I quit smoking (before the prognosis, ironically), worked out more, finished some home improvement projects, baked some desserts, made new friends, reached out to old ones, discovered some inspired talents, worked with amazing people across several dozen companies and nonprofits, pressed forward with plans to start a new agency with three other partners, promoted other people's causes and efforts, funded some ideas via Kickstarter, supported education by donating to schools, re-discovered some latent artistic talent, made a sketch at The Getty, stood by as my son received another star for his black belt, saw my daughter baptized because she wanted to be, and wrote fiction for the first time in years. As the log ride caption read on Instagram: This is life, baby.

Sure, there were a few disappointments too. My doctors wouldn't clear me for the Spartan Race so close to surgery. One promising prospect green lighted and then retracted a proposal because someone sold them snake oil, wasting several days of precious time. And occasionally, despite my best intent, the gravity of the circumstances sometimes made me too impatient for those closest to me. I'm sorry.

The next 90 days will be even better. Expect to see changes sometime soon. 

If those last 90 days had taught me anything, it was how working on the wrong accounts truly dragged me down last year.

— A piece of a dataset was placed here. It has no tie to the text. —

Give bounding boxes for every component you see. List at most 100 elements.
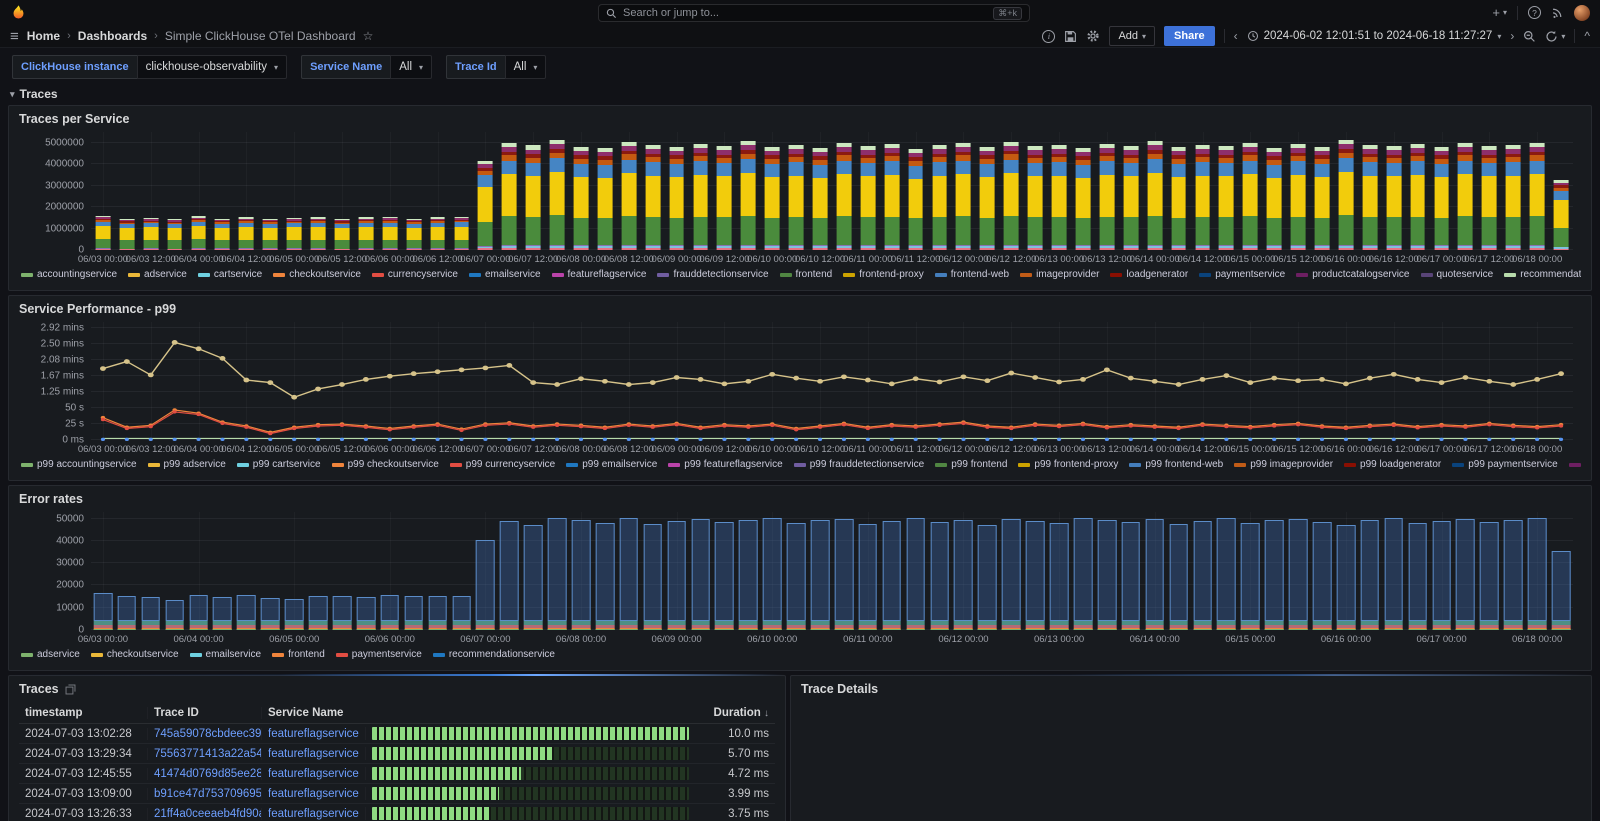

I wasn't always happy with some of the work, even if I was good at it nonetheless.

I had learned the lesson before, but obviously needed to learn it again. There won't be a next time. Beginning with my recovery, expect to see some changes in this space. Time is just to too short to be stuck in one niche for too long.

I really wish I could tell you some specifics, but none of the paragraphs felt right so I took them all  down. Let's save it all for a post-surgery conversation. And if we never have the chance to have one? Then the best way to think about everything is to reflect on a comment I wrote for a friend of mine.

When bad things happen, there is very little you can do except find solace in the storm. And in finding it, hold those close to you a little tighter, even if it is just for a little while. The importance of such things are not measured in minutes but by magnitude. Good night and good luck. It has been my pleasure.